I'm addicted to this salad. Seriously. I've made it maybe four times in the past two months, and each time, I'm scraping the bowl with my spoon and hoping that I have leftovers for the next day. It's a cinch to prepare. (Well, "cinch" meaning it takes about an hour with the chopping, but there's no major cooking involved.) It comes from Rick Bayless' Mexican Everyday,
one of my go-to cookbooks since I've moved to Mexico. In the original version, he uses regular potatoes and flaked tuna. I've prepared it that way, but also with sweet potatoes, chicken instead of tuna, and no meat at all. They're all fabulous. My favorite version is with camote blanco
. It's a purple-skinned sweet potato with white flesh, and it's not as sweet as the orange sweet potato.

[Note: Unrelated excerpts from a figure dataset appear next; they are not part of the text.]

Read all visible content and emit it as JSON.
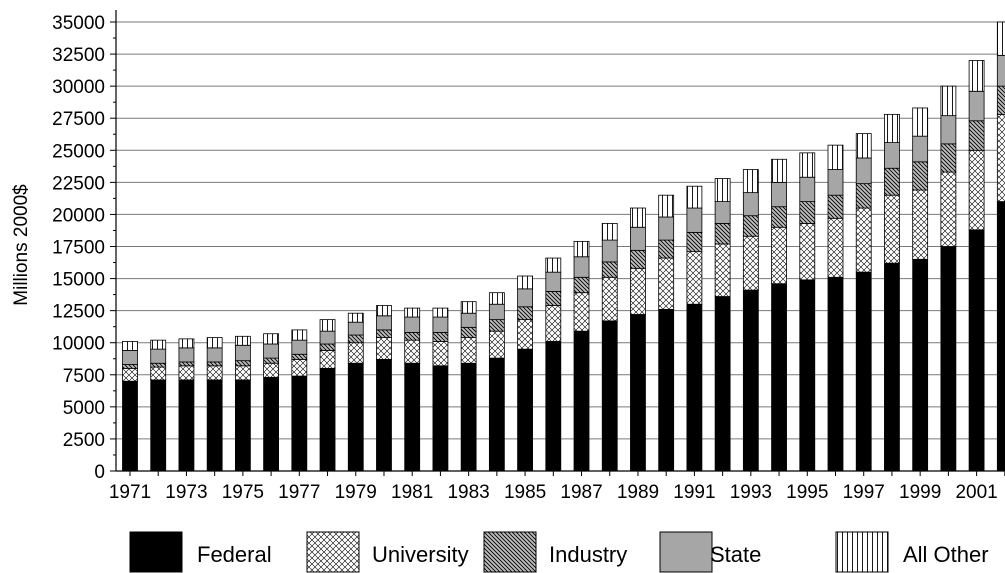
{
  "chart_data": {
    "type": "bar",
    "stacked": true,
    "title": "",
    "xlabel": "",
    "ylabel": "Millions 2000$",
    "ylim": [
      0,
      35000
    ],
    "yticks": [
      "0",
      "2500",
      "5000",
      "7500",
      "10000",
      "12500",
      "15000",
      "17500",
      "20000",
      "22500",
      "25000",
      "27500",
      "30000",
      "32500",
      "35000"
    ],
    "grid": true,
    "legend_position": "bottom",
    "categories": [
      1971,
      1972,
      1973,
      1974,
      1975,
      1976,
      1977,
      1978,
      1979,
      1980,
      1981,
      1982,
      1983,
      1984,
      1985,
      1986,
      1987,
      1988,
      1989,
      1990,
      1991,
      1992,
      1993,
      1994,
      1995,
      1996,
      1997,
      1998,
      1999,
      2000,
      2001,
      2002
    ],
    "x_tick_labels": [
      "1971",
      "1973",
      "1975",
      "1977",
      "1979",
      "1981",
      "1983",
      "1985",
      "1987",
      "1989",
      "1991",
      "1993",
      "1995",
      "1997",
      "1999",
      "2001"
    ],
    "series": [
      {
        "name": "Federal",
        "pattern": "solid-black",
        "values": [
          7000,
          7100,
          7100,
          7100,
          7100,
          7300,
          7400,
          8000,
          8400,
          8700,
          8400,
          8200,
          8400,
          8800,
          9500,
          10100,
          10900,
          11700,
          12200,
          12600,
          13000,
          13600,
          14100,
          14600,
          14900,
          15100,
          15500,
          16200,
          16500,
          17500,
          18800,
          21000
        ]
      },
      {
        "name": "University",
        "pattern": "crosshatch",
        "values": [
          1000,
          1000,
          1100,
          1100,
          1100,
          1100,
          1300,
          1400,
          1600,
          1700,
          1800,
          1900,
          2000,
          2100,
          2300,
          2800,
          3000,
          3400,
          3600,
          4000,
          4100,
          4100,
          4200,
          4400,
          4400,
          4600,
          5000,
          5300,
          5400,
          5800,
          6200,
          6800
        ]
      },
      {
        "name": "Industry",
        "pattern": "diagonal",
        "values": [
          300,
          300,
          300,
          300,
          400,
          400,
          400,
          500,
          600,
          600,
          600,
          700,
          800,
          900,
          1000,
          1100,
          1200,
          1200,
          1400,
          1400,
          1500,
          1600,
          1600,
          1600,
          1700,
          1800,
          1900,
          2100,
          2200,
          2200,
          2300,
          2200
        ]
      },
      {
        "name": "State",
        "pattern": "solid-gray",
        "values": [
          1100,
          1100,
          1100,
          1100,
          1200,
          1100,
          1100,
          1000,
          1000,
          1100,
          1200,
          1200,
          1100,
          1200,
          1400,
          1500,
          1600,
          1700,
          1800,
          1800,
          1900,
          1700,
          1800,
          1900,
          1900,
          2000,
          2000,
          2000,
          2000,
          2200,
          2300,
          2400
        ]
      },
      {
        "name": "All Other",
        "pattern": "vertical-lines",
        "values": [
          700,
          700,
          700,
          800,
          700,
          800,
          800,
          900,
          700,
          800,
          700,
          700,
          900,
          900,
          1000,
          1100,
          1200,
          1300,
          1500,
          1700,
          1700,
          1800,
          1800,
          1800,
          1900,
          1900,
          1900,
          2200,
          2200,
          2300,
          2400,
          2600
        ]
      }
    ]
  }
}
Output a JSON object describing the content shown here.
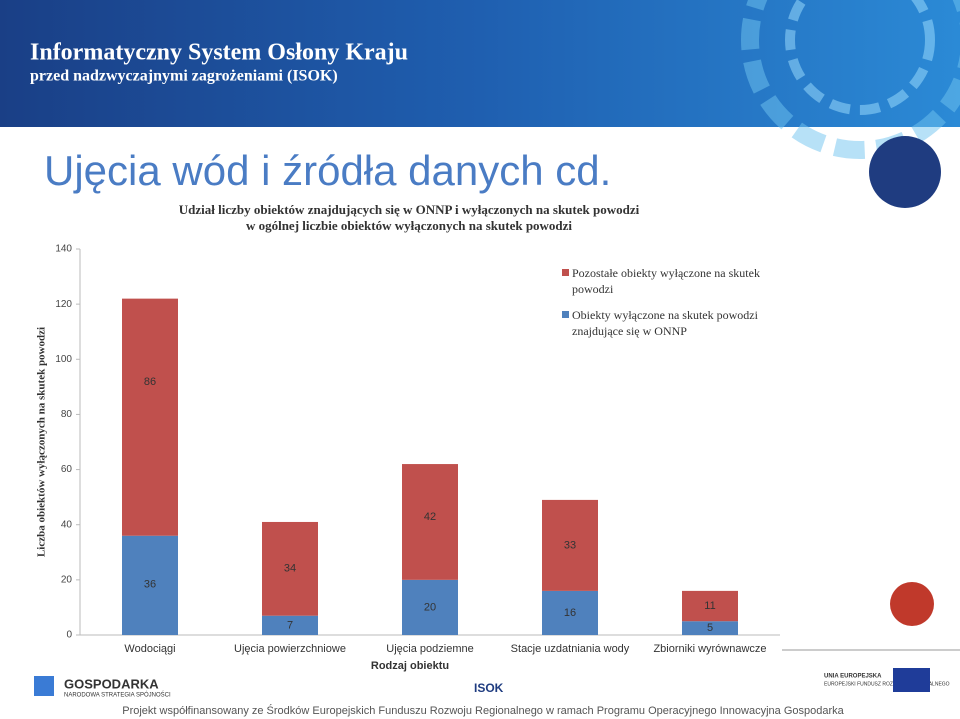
{
  "header": {
    "title": "Informatyczny System Osłony Kraju",
    "subtitle": "przed nadzwyczajnymi zagrożeniami (ISOK)"
  },
  "slide_title": "Ujęcia wód i źródła danych cd.",
  "chart_data": {
    "type": "stacked_bar",
    "title": [
      "Udział liczby obiektów znajdujących się w ONNP i wyłączonych na skutek powodzi",
      "w ogólnej liczbie obiektów wyłączonych na skutek powodzi"
    ],
    "x_label": "Rodzaj obiektu",
    "y_label": "Liczba obiektów wyłączonych na skutek powodzi",
    "categories": [
      "Wodociągi",
      "Ujęcia powierzchniowe",
      "Ujęcia podziemne",
      "Stacje uzdatniania wody",
      "Zbiorniki wyrównawcze"
    ],
    "series": [
      {
        "name": "Obiekty wyłączone na skutek powodzi znajdujące się w ONNP",
        "color": "#4f81bd",
        "values": [
          36,
          7,
          20,
          16,
          5
        ]
      },
      {
        "name": "Pozostałe obiekty wyłączone na skutek powodzi",
        "color": "#c0504d",
        "values": [
          86,
          34,
          42,
          33,
          11
        ]
      }
    ],
    "ylim": [
      0,
      140
    ],
    "yticks": [
      0,
      20,
      40,
      60,
      80,
      100,
      120,
      140
    ],
    "grid": false
  },
  "footer": {
    "text": "Projekt współfinansowany ze Środków Europejskich Funduszu Rozwoju Regionalnego w ramach Programu Operacyjnego Innowacyjna Gospodarka",
    "logos": [
      "GOSPODARKA",
      "NARODOWA STRATEGIA SPÓJNOŚCI",
      "ISOK",
      "UNIA EUROPEJSKA",
      "EUROPEJSKI FUNDUSZ ROZWOJU REGIONALNEGO"
    ]
  }
}
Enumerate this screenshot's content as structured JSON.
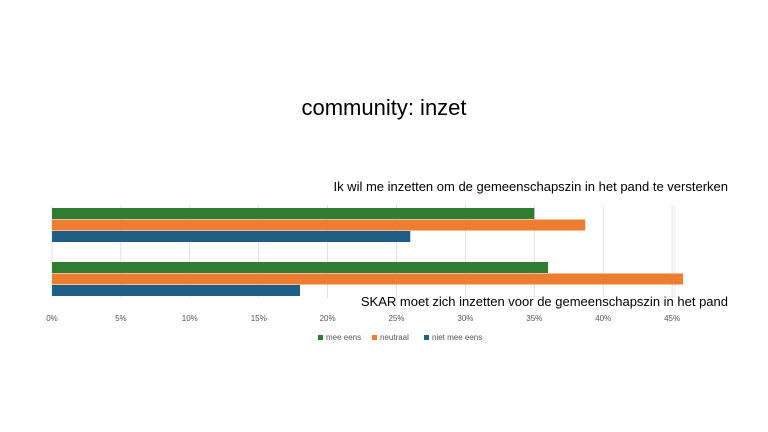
{
  "slide": {
    "title": "community: inzet"
  },
  "chart_data": {
    "type": "bar",
    "orientation": "horizontal",
    "categories": [
      "Ik wil me inzetten om de gemeenschapszin in het pand te versterken",
      "SKAR moet zich inzetten voor de gemeenschapszin in het pand"
    ],
    "series": [
      {
        "name": "mee eens",
        "color": "#2e7d32",
        "values": [
          35,
          36
        ]
      },
      {
        "name": "neutraal",
        "color": "#ed7d31",
        "values": [
          38.7,
          45.8
        ]
      },
      {
        "name": "niet mee eens",
        "color": "#1f5f86",
        "values": [
          26,
          18
        ]
      }
    ],
    "xticks": [
      "0%",
      "5%",
      "10%",
      "15%",
      "20%",
      "25%",
      "30%",
      "35%",
      "40%",
      "45%"
    ],
    "xlim": [
      0,
      45
    ],
    "grid": true,
    "legend_position": "bottom"
  }
}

It balances perfectly with the tangy herbed vinaigrette. I wanted to take a picture of this salad, but Crayton had the camera, so you'll have to settle for an iPhone shot.

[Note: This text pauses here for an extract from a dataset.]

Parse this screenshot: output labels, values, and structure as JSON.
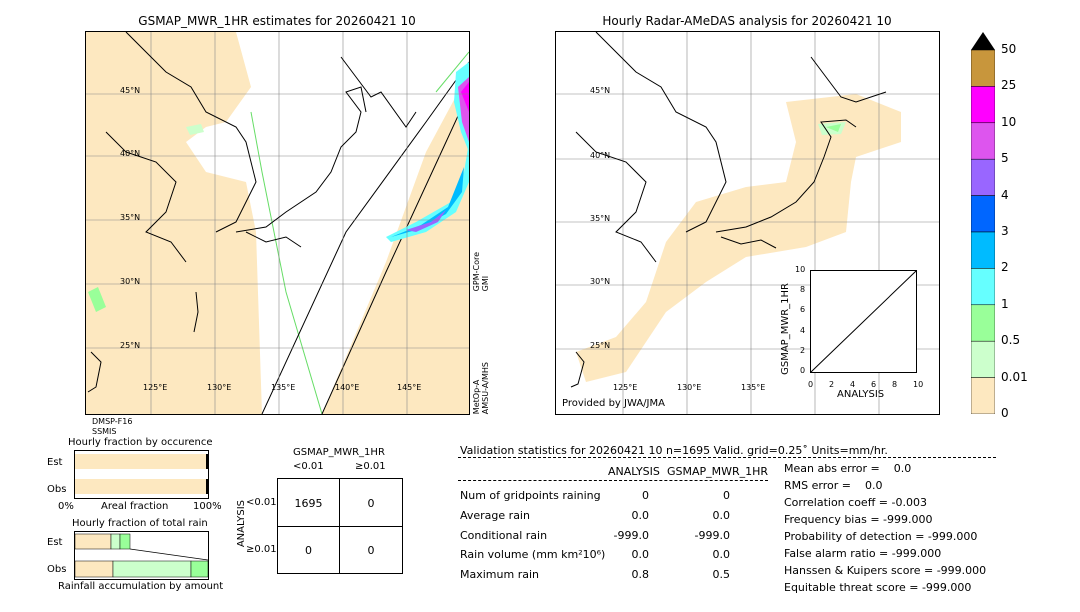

Here's the recipe. It pairs really well with a glass of white wine. Sweet potato salad with rajas, onions and oregano dressing
Adapted from Rick Bayless' Mexican Everyday Serves 4 as a main dish; 6 as a side Ingredients
2 poblano peppers 1 to 1 1/2 lbs. sweet potatoes 1 teaspoon salt 1 medium red onion, or white if that's all you have (If you have white, use less; the red has a more mellow oniony flavor) 1/3 c. olive or canola oil 3 tablespoons rice or champagne vinegar 1 teaspoon Mexican oregano, or regular oregano 1/2 teaspoon ground black pepper, or as I like to measure it, "about 18 or 20 grinds in a row" (I hate measuring fresh-ground pepper) 1 can tuna packed in water, drained; or 1 chicken breast, poached and shredded One hefty handful of cilantro leaves, grabbed off the top of the bunch and rinsed (This is how I do it, anyway) Directions
Roast the poblanos on a grill or over the flame of a gas stove, until the skin is blackened and blistered. If you don't have a grill or gas stove, a hot oven (425F) works fine too. When the peppers are sufficiently roasted, place them in a paper or plastic bag so they sweat a bit. You can even wrap the bag in a dish towel, which keeps the steam in. Doing this makes the poblanos easier to peel later. While the poblanos are sweating, peel and dice your sweet potatoes. (Note: If you hate peeling potatoes, you can totally skip the peeling -- I've left the peel on before in this salad, and it doesn't affect the taste.) Place your potatoes in a microwave-proof bowl, and toss 'em with salt. Cover with plastic wrap and microwave on high for about five minutes, until tender. Peel back a bit of the plastic wrap to taste one to make sure they're done. Then leave the potatoes covered in the microwave and ignore them for now. Chop your onion into thin slivers about 1/4-inch thick. Peel your cooled poblanos, carefully removing the blackened skin with your fingers. (If you want to run the peppers under water to help speed along the skin-removal, go for it.) Make an incision on each chile and remove the seeds and veins. Then cut each chile into thin slivers. Don't mix your onions and chile strips together.... yet. Heat the oil in a large skillet over medium-high heat. Add your onion and cook for about five minutes, until the pieces have gotten a bit golden-brown and crunchy. Turn off the flame and add the poblano strips, vinegar, oregano and pepper. Mix together until thoroughly combined. Pour this mixture over your warm potatoes. When the salad has cooled to room temperature, add your cilantro and tuna or chicken, if you're using. Toss and serve.